Bobby was laughing, tears in his eyes. The elapsed-time figure in the corner of the monitor read 07:24:05. The burn had taken a little under eight minutes.
And I saw that the Russian program had melted in its slot.
We'd given the bulk of Chrome's Zurich account to a dozen world charities. There was too much there to move, and we knew we had to break her, burn her straight down, or she might come after us. We took less than ten percent for ourselves and shot it through the Long Hum setup in Macao. They took sixty percent of that for themselves and kicked what was left back to us through the most convoluted sector of the Hong Kong exchange. It took an hour before our money started to reach the two accounts we'd opened in Zurich.
I watched zeros pile up behind a meaningless figure on the monitor. I was rich.
Then the phone rang. It was Miles. I almost blew the code phrase.
"Hey, Jack, man, I dunno what's it all about, with this girl of yours? Kinda funny thing here..."
"What? Tell me."
"I been on her, like you said, tight but out of sight. She goes to the Loser, hangs out, then she gets a tube. Goes to the House of Blue Lights "
"She what?"
"Side door. Employees only. No way I could get past their security."
"Is she there now?"
"No, man, I just lost her. It's insane down here, like the Blue Lights just shut down, looks like for good, seven kinds of alarms going off, everybody running, the heat out in riot gear... Now there's all this stuff going on, insurance guys, real-estate types, vans with municipal plates..."
"Miles, where'd she go?"
"Lost her, Jack."
"Look, Miles, you keep the money in the envelope, right?"
"You serious? Hey, I'm real sorry. I " I hung up.
"Wait'll we tell her," Bobby was saying, rubbing a towel across his bare chest.
"You tell her yourself, cowboy. I'm going for a walk."
So I went out into the night and the neon and let the crowd pull me along, walking blind, willing myself to be just a segment of that mass organism, just one more drifting chip of consciousness under the geodesics. I didn't think, just put one foot in front of another, but after a while I did think, and it all made sense. She'd needed the money.
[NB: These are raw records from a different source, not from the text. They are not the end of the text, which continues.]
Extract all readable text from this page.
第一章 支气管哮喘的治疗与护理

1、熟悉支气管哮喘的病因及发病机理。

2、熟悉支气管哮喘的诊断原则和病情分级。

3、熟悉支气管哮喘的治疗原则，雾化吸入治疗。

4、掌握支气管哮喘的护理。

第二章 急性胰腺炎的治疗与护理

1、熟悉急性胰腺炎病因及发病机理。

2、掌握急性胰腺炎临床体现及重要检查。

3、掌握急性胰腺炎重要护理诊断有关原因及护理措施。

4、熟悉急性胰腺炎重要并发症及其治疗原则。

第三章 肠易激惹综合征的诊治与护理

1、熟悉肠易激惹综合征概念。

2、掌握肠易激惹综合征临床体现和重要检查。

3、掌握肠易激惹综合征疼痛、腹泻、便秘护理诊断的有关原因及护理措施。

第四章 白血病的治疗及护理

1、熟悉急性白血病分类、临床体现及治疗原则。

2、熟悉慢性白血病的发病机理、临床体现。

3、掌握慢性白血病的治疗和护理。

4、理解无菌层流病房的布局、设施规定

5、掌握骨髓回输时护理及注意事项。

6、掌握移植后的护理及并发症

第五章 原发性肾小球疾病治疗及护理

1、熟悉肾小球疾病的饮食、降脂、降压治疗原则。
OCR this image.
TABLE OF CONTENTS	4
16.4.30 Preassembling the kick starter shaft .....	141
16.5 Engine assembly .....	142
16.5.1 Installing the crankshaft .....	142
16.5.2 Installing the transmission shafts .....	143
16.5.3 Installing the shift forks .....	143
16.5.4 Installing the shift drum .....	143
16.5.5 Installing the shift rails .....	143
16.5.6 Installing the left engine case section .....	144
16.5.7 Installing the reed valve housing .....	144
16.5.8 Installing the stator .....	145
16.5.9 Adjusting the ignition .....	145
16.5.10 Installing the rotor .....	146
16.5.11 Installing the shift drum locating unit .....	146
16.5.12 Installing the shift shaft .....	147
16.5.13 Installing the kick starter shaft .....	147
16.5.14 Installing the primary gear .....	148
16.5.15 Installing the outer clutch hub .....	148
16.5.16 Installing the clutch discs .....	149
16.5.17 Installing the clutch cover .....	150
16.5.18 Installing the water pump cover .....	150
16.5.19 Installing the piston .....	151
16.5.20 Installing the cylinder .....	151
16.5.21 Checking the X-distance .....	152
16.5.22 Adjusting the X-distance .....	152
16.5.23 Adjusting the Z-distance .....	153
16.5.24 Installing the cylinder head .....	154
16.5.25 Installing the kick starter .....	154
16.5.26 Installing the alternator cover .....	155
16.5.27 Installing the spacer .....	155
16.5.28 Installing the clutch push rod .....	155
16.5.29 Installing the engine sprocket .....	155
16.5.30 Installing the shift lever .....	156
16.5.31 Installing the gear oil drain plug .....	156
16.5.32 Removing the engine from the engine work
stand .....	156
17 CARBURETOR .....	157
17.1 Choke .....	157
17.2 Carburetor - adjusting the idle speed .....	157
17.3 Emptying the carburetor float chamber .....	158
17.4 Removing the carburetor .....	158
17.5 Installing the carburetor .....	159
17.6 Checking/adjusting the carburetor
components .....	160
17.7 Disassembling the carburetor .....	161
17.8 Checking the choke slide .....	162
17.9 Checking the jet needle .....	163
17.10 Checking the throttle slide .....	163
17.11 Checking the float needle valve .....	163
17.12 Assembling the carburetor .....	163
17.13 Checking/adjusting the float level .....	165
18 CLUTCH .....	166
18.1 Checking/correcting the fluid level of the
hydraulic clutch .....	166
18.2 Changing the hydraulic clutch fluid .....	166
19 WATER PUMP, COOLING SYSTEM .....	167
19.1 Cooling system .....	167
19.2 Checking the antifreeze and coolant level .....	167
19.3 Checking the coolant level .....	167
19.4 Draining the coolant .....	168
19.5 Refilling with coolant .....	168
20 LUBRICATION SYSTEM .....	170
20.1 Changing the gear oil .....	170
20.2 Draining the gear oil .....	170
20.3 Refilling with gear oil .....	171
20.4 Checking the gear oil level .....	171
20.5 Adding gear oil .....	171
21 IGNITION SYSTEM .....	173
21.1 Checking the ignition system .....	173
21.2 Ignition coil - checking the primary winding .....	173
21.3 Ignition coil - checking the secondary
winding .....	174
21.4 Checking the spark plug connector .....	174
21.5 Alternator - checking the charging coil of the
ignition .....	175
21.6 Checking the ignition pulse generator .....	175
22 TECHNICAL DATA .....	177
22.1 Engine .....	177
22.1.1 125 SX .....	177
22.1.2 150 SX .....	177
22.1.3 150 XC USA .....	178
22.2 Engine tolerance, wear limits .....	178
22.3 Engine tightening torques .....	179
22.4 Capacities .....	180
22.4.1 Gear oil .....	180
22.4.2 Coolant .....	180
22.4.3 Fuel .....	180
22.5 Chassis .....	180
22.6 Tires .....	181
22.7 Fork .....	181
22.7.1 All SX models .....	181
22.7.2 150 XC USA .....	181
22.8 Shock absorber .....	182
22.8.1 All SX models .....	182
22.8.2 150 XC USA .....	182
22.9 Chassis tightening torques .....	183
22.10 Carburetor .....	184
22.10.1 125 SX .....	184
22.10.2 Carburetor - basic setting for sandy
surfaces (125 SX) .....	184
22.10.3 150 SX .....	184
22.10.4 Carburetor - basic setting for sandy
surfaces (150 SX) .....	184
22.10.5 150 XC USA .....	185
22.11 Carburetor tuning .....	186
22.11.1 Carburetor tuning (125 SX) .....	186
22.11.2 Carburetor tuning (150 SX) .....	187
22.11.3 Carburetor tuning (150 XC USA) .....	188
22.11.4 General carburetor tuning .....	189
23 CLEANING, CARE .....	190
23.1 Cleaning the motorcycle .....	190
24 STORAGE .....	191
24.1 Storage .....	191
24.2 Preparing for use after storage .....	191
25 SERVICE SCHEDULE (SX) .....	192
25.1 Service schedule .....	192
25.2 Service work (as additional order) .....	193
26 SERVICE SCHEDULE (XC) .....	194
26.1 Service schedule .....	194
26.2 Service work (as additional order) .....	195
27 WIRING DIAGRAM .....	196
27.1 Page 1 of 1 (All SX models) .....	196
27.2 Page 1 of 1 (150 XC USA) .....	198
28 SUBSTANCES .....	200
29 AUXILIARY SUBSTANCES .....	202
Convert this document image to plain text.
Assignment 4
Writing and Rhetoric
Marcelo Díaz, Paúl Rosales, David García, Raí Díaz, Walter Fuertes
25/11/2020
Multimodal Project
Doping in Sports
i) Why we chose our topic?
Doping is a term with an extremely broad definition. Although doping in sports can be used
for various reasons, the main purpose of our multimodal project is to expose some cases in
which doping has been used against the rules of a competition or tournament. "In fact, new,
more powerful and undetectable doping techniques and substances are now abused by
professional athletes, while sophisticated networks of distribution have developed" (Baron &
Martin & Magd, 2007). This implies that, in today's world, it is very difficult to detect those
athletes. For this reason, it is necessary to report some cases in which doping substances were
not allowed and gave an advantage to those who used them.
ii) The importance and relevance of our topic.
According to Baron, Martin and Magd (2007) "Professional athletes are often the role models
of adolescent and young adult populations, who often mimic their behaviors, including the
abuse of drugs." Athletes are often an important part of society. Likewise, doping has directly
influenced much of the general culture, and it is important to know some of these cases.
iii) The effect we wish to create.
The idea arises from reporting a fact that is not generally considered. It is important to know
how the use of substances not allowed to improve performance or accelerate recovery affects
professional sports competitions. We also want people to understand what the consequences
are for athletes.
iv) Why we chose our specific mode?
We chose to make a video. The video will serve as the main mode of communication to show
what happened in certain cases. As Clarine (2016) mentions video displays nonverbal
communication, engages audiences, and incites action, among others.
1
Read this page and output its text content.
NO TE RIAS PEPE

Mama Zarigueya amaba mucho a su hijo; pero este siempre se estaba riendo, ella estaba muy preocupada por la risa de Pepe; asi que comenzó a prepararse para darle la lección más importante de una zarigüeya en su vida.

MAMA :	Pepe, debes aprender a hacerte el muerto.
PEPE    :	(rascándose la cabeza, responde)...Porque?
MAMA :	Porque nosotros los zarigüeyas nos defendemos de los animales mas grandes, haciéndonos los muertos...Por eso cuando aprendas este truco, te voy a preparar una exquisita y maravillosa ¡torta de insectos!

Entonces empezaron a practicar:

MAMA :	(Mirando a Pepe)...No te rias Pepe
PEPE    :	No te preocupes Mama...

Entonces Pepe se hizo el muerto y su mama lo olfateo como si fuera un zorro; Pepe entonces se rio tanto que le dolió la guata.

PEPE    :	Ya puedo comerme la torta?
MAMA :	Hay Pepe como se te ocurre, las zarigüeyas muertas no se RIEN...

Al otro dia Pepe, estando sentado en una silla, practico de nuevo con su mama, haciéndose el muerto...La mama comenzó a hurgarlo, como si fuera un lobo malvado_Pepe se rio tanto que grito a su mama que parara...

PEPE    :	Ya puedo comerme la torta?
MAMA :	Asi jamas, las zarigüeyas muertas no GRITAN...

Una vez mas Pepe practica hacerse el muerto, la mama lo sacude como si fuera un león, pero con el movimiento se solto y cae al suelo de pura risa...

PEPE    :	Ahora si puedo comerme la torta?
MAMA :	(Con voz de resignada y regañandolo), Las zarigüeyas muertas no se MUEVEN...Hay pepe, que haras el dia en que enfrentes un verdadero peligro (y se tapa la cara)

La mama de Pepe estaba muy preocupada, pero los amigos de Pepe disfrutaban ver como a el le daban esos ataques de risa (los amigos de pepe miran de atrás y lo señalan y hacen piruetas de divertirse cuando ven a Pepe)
I thought about Chrome, too. That we'd killed her, murdered her, as surely as if we'd slit her throat. The night that carried me along through the malls and plazas would be hunting her now, and she had nowhere to go. How many enemies would she have in this crowd alone? How many would move, now they weren't held back by fear of her money? We'd taken her for everything she had. She was back on the street again. I doubted she'd live till dawn.